System-Wide – FFMPEG v1.2 and Settings Refactor

Without a doubt, the two biggest developments over these past two months have been the bump to v1.2 of FFMPEG and the Settings Refactor performed by Montellese. The list of changes for v1.2 of FFMPEG is frankly enormous, so if you’d like to see the list, check it out at the link.

The Settings Refactor is like-wise quite huge, but worth discussing in a bit more detail. Previously, settings were entirely dependent upon XBMC’s graphical user interface (GUI). If you didn’t manually change a setting in that interface, the setting could not be changed. Skinners had no access to the settings. Outside applications (like the official Android and iOS remotes) couldn’t interact with them. Any attempt by users to run XBMC as a server were hamstrung by the fact that you couldn’t actually control most of the server features without physically launching the XBMC GUI.

This refactor separated settings from the GUI, so now all of those obstacles can easily be overcome. In addition, because settings are no longer dependent on the GUI, we can do a lot of interesting things that were not previously possible.

The Basic settings are, indeed, basic.

For the first time, settings can now be reset to default, so everyone who discovers they’ve completely screwed up their audio settings finally have a fallback. The reset feature is fortunately quite narrow. It only applies to the window you are currently looking at. So, for example, if you reset your audio settings, you won’t accidentally reset your video settings too.

The settings GUI also has now has “settings levels” including Basic, Standard (default), Advanced, and Expert. The default Standard shows fewer settings than the previous default, and Expert is still a work in progress, but is likely to house a number of the settings that used to exist solely as part of the advancedsettings.xml.

Finally, with this separation, skins now have the power to show actual explanations of what each setting does, so users are no longer forced to puzzle over “Preferred Audio Language” or “Vertical blank sync.” Skinners can present a simple description that may easily explain the setting in non-developer speak.

For more info, feel free to visit the Settings System wiki page, which is still fairly new and incomplete, but which will ultimately be the main source of Settings info.

System-Wide – Other

Multi-touch support is now available generically on touchscreens. Multi-touch gestures currently are limited to swipe backwards, two finger context menu, image rotation, and pinch to zoom. For a list of our touchscreen interactions, see our touchscreen keymap.

Airplay now includes volume control.

Movie sets management has been made moderately easier, as users can now clear sets and add movies to sets from the context menu.
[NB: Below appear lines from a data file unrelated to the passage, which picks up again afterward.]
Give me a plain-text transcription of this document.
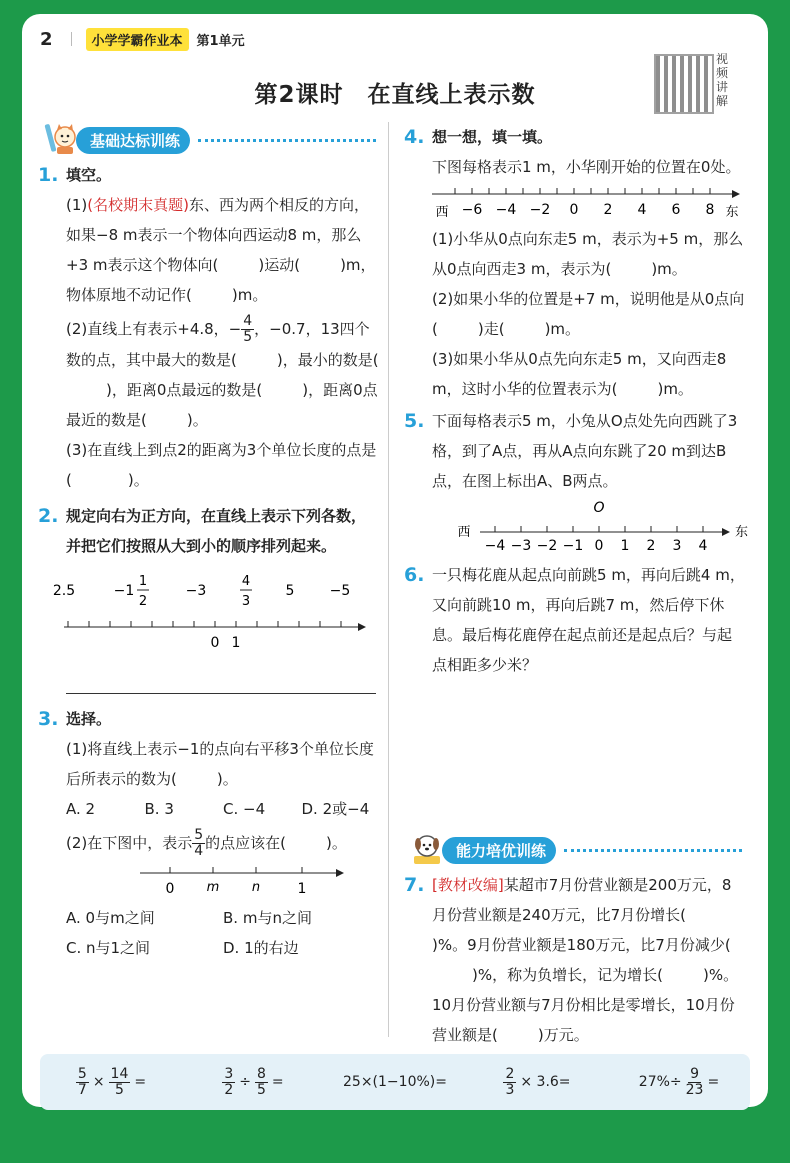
2	小学学霸作业本	第1单元
第2课时　在直线上表示数
视频讲解
基础达标训练
1. 填空。
(1)(名校期末真题)东、西为两个相反的方向，如果−8 m表示一个物体向西运动8 m，那么+3 m表示这个物体向(	)运动(	)m，物体原地不动记作(	)m。
(2)直线上有表示+4.8，− $\frac{4}{5}$ ，−0.7，13四个数的点，其中最大的数是(	)，最小的数是()，距离0点最远的数是(	)，距离0点最近的数是(	)。
(3)在直线上到点2的距离为3个单位长度的点是(	)。
2. 规定向右为正方向，在直线上表示下列各数，并把它们按照从大到小的顺序排列起来。
2.5	−1
1
2
−3
4
3
5	−5
0 1
3. 选择。
(1)将直线上表示−1的点向右平移3个单位长度后所表示的数为(	)。
A. 2	B. 3	C. −4	D. 2或−4
(2)在下图中，表示 $\frac{5}{4}$ 的点应该在(	)。
0 m	n	1
A. 0与m之间	B. m与n之间
C. n与1之间	D. 1的右边
4. 想一想，填一填。
下图每格表示1 m，小华刚开始的位置在0处。
西	东
−6 −4 −2 0 2 4 6 8
(1)小华从0点向东走5 m，表示为+5 m，那么从0点向西走3 m，表示为(	)m。
(2)如果小华的位置是+7 m，说明他是从0点向(	)走(	)m。
(3)如果小华从0点先向东走5 m，又向西走8 m，这时小华的位置表示为(	)m。
5. 下面每格表示5 m，小兔从O点处先向西跳了3格，到了A点，再从A点向东跳了20 m到达B点，在图上标出A、B两点。
O
西	东
−4 −3 −2 −1 0 1 2 3 4
6. 一只梅花鹿从起点向前跳5 m，再向后跳4 m，又向前跳10 m，再向后跳7 m，然后停下休息。最后梅花鹿停在起点前还是起点后？与起点相距多少米？
能力培优训练
7. [教材改编]某超市7月份营业额是200万元，8月份营业额是240万元，比7月份增长()%。9月份营业额是180万元，比7月份减少()%，称为负增长，记为增长(	)%。10月份营业额与7月份相比是零增长，10月份营业额是(	)万元。
$\frac{5}{7} \times \frac{14}{5}$ =	$\frac{3}{2} \div \frac{8}{5}$ =	25×(1−10%)=	$\frac{2}{3} \times 3.6=$	$27\%\div \frac{9}{23}$ =
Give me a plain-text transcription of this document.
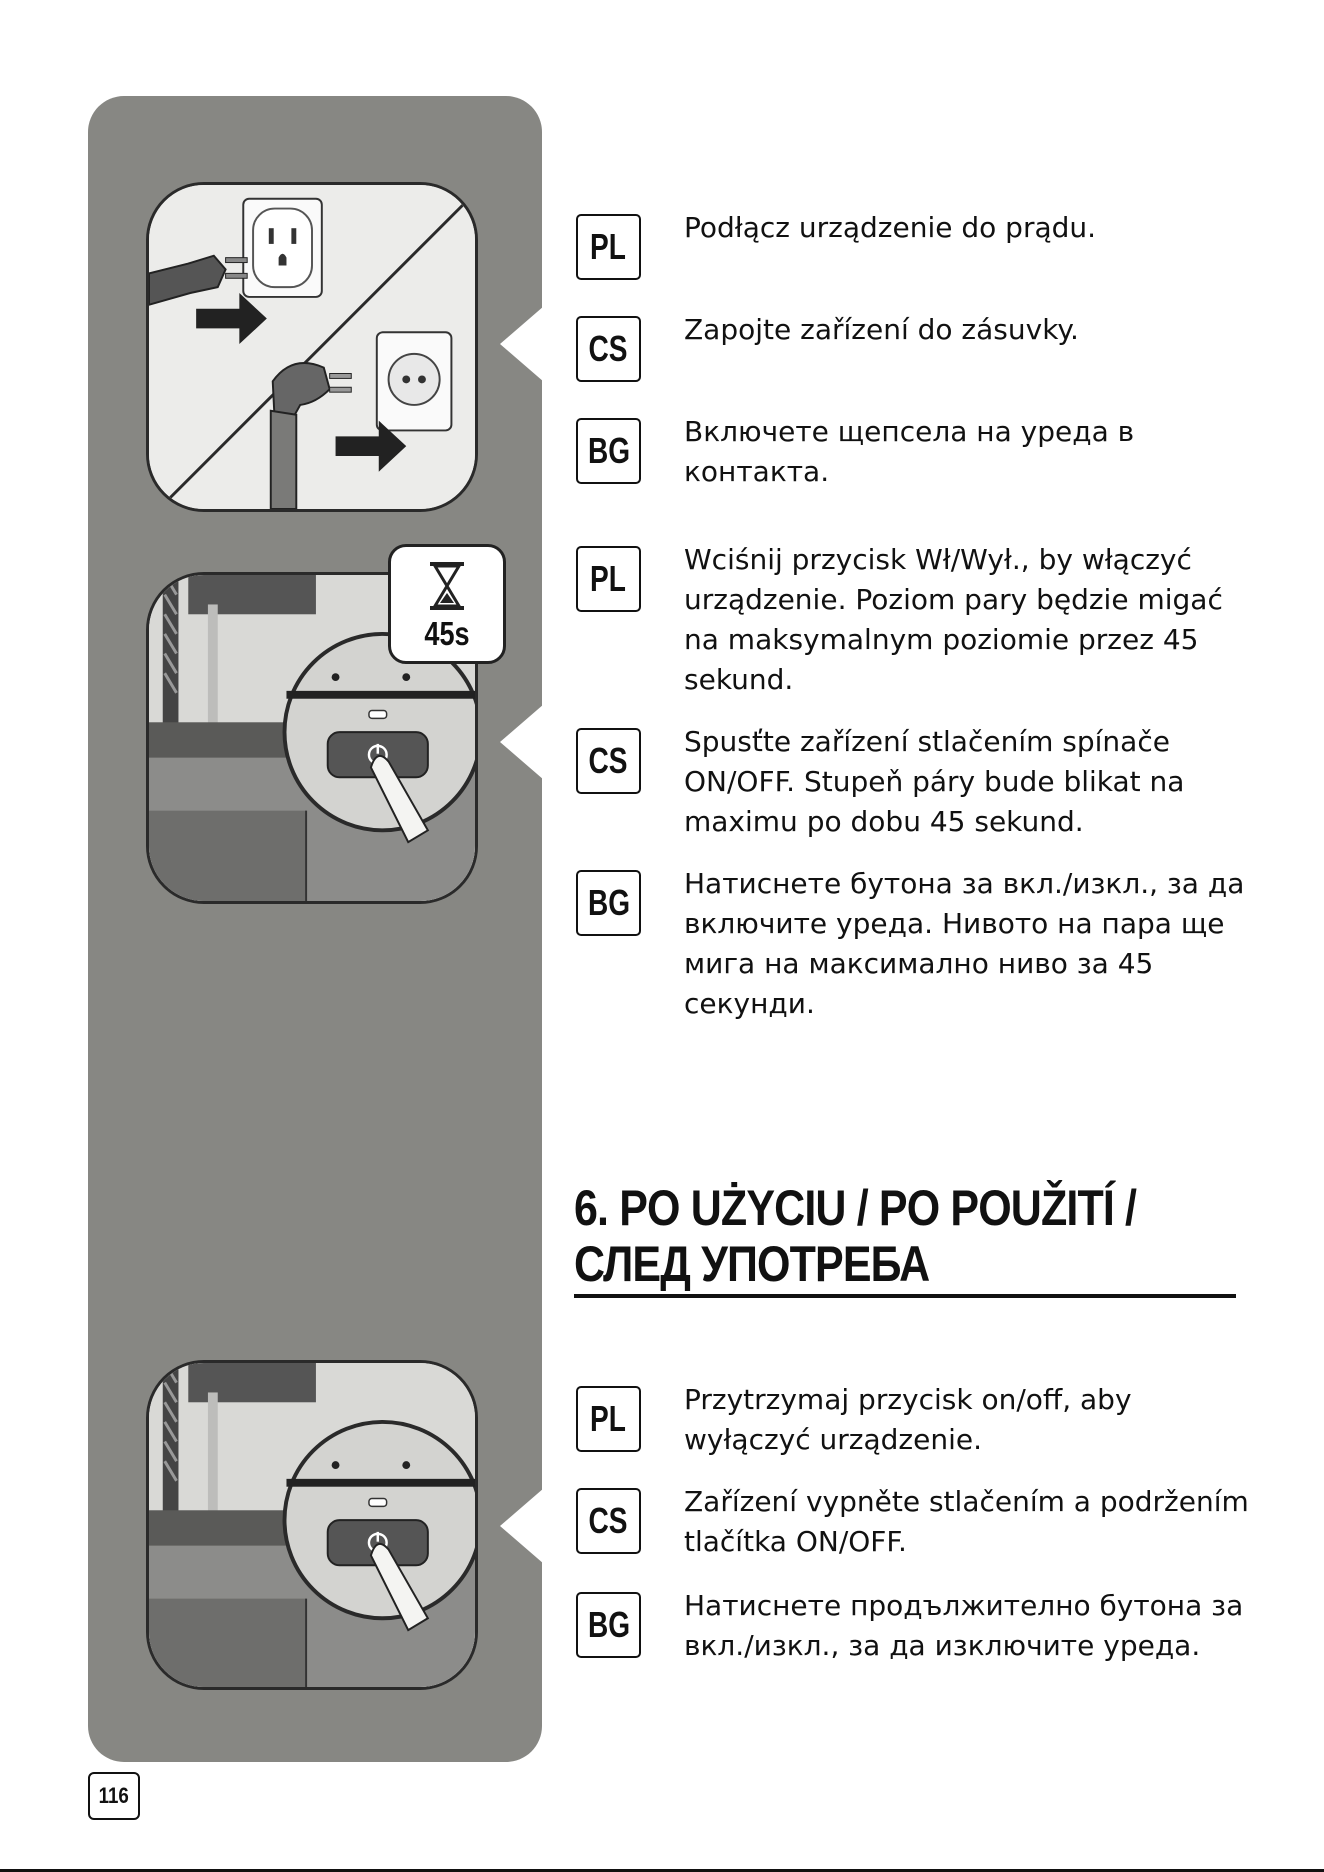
45s
PL Podłącz urządzenie do prądu.
CS Zapojte zařízení do zásuvky.
BG Включете щепсела на уреда в контакта.
PL Wciśnij przycisk Wł/Wył., by włączyć urządzenie. Poziom pary będzie migać na maksymalnym poziomie przez 45 sekund.
CS Spusťte zařízení stlačením spínače ON/OFF. Stupeň páry bude blikat na maximu po dobu 45 sekund.
BG Натиснете бутона за вкл./изкл., за да включите уреда. Нивото на пара ще мига на максимално ниво за 45 секунди.
6. PO UŻYCIU / PO POUŽITÍ / СЛЕД УПОТРЕБА
PL Przytrzymaj przycisk on/off, aby wyłączyć urządzenie.
CS Zařízení vypněte stlačením a podržením tlačítka ON/OFF.
BG Натиснете продължително бутона за вкл./изкл., за да изключите уреда.
116
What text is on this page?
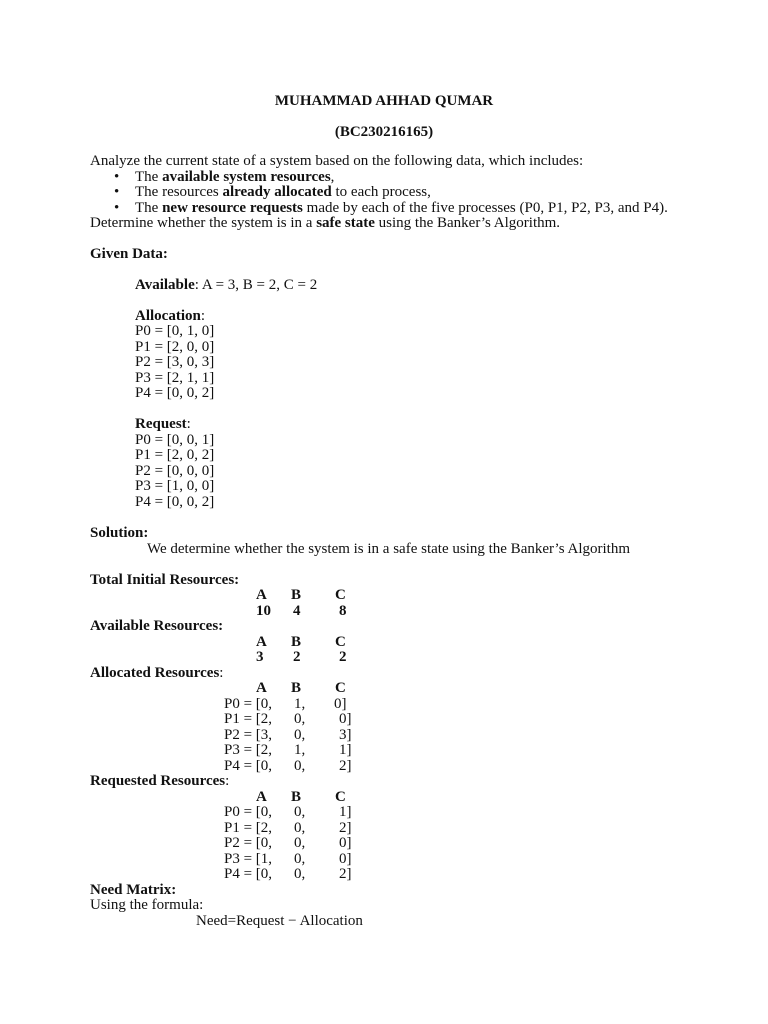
MUHAMMAD AHHAD QUMAR
(BC230216165)
Analyze the current state of a system based on the following data, which includes:
• The available system resources,
• The resources already allocated to each process,
• The new resource requests made by each of the five processes (P0, P1, P2, P3, and P4).
Determine whether the system is in a safe state using the Banker’s Algorithm.
Given Data:
Available: A = 3, B = 2, C = 2
Allocation:
P0 = [0, 1, 0]
P1 = [2, 0, 0]
P2 = [3, 0, 3]
P3 = [2, 1, 1]
P4 = [0, 0, 2]
Request:
P0 = [0, 0, 1]
P1 = [2, 0, 2]
P2 = [0, 0, 0]
P3 = [1, 0, 0]
P4 = [0, 0, 2]
Solution:
We determine whether the system is in a safe state using the Banker’s Algorithm
Total Initial Resources:
A B C
10 4	8
Available Resources:
A B C
3 2	2
Allocated Resources:
A B C
P0 = [0, 1, 0]
P1 = [2, 0, 0]
P2 = [3, 0, 3]
P3 = [2, 1, 1]
P4 = [0, 0, 2]
Requested Resources:
A B C
P0 = [0, 0, 1]
P1 = [2, 0, 2]
P2 = [0, 0, 0]
P3 = [1, 0, 0]
P4 = [0, 0, 2]
Need Matrix:
Using the formula:
Need=Request − Allocation
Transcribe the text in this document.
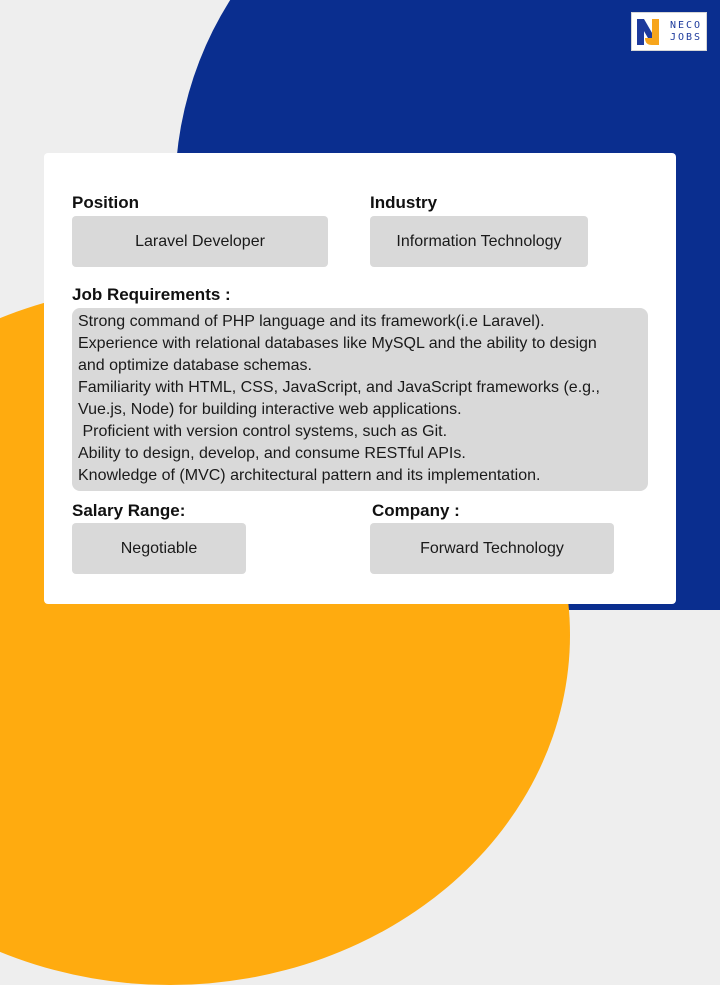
NECO
JOBS
Position
Laravel Developer
Industry
Information Technology
Job Requirements :
Strong command of PHP language and its framework(i.e Laravel).
Experience with relational databases like MySQL and the ability to design
and optimize database schemas.
Familiarity with HTML, CSS, JavaScript, and JavaScript frameworks (e.g.,
Vue.js, Node) for building interactive web applications.
Proficient with version control systems, such as Git.
Ability to design, develop, and consume RESTful APIs.
Knowledge of (MVC) architectural pattern and its implementation.
Salary Range:
Negotiable
Company :
Forward Technology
The web interface remote can now send keystrokes from your physical keyboard to XBMC. So if you have the web inteface remote open on your laptop and you press up, the XBMC GUI selector on your HTPC will move up. If you press down, it will move down.

UPnP now supports the tracking of file state, so watched status and resume from last watched points are updated instantly across machines.

Conclusion

With the exception of a few fixes (keyboard presses in Android should work quite a bit better now, for example), most of the major changes for the past two months have not been platform specific. This means pretty much everyone should be able to play around with all these new features.

And of course, as always, this is merely a very small sample of the many changes this cycle. For a full list of changes, visit our April Merge Window page and our May Merge Window page. You may notice that we’ve begun tracking the merging of new features into our public Team Member forum discussion area, rather than on Github. With luck, this should make it quite a bit easier for users to follow along with development.

Now, if you are feeling a bit brave and a bit lucky, it’s time to start downloading. Be aware though, that this is very alpha software with potentially numerous bugs. There is a very good chance that this alpha will break on you.

How to Contribute

If you use this cycle’s build, we encourage you to submit bugs in Trac, provide support in our Forums where you can, or donate to the Foundation if you like.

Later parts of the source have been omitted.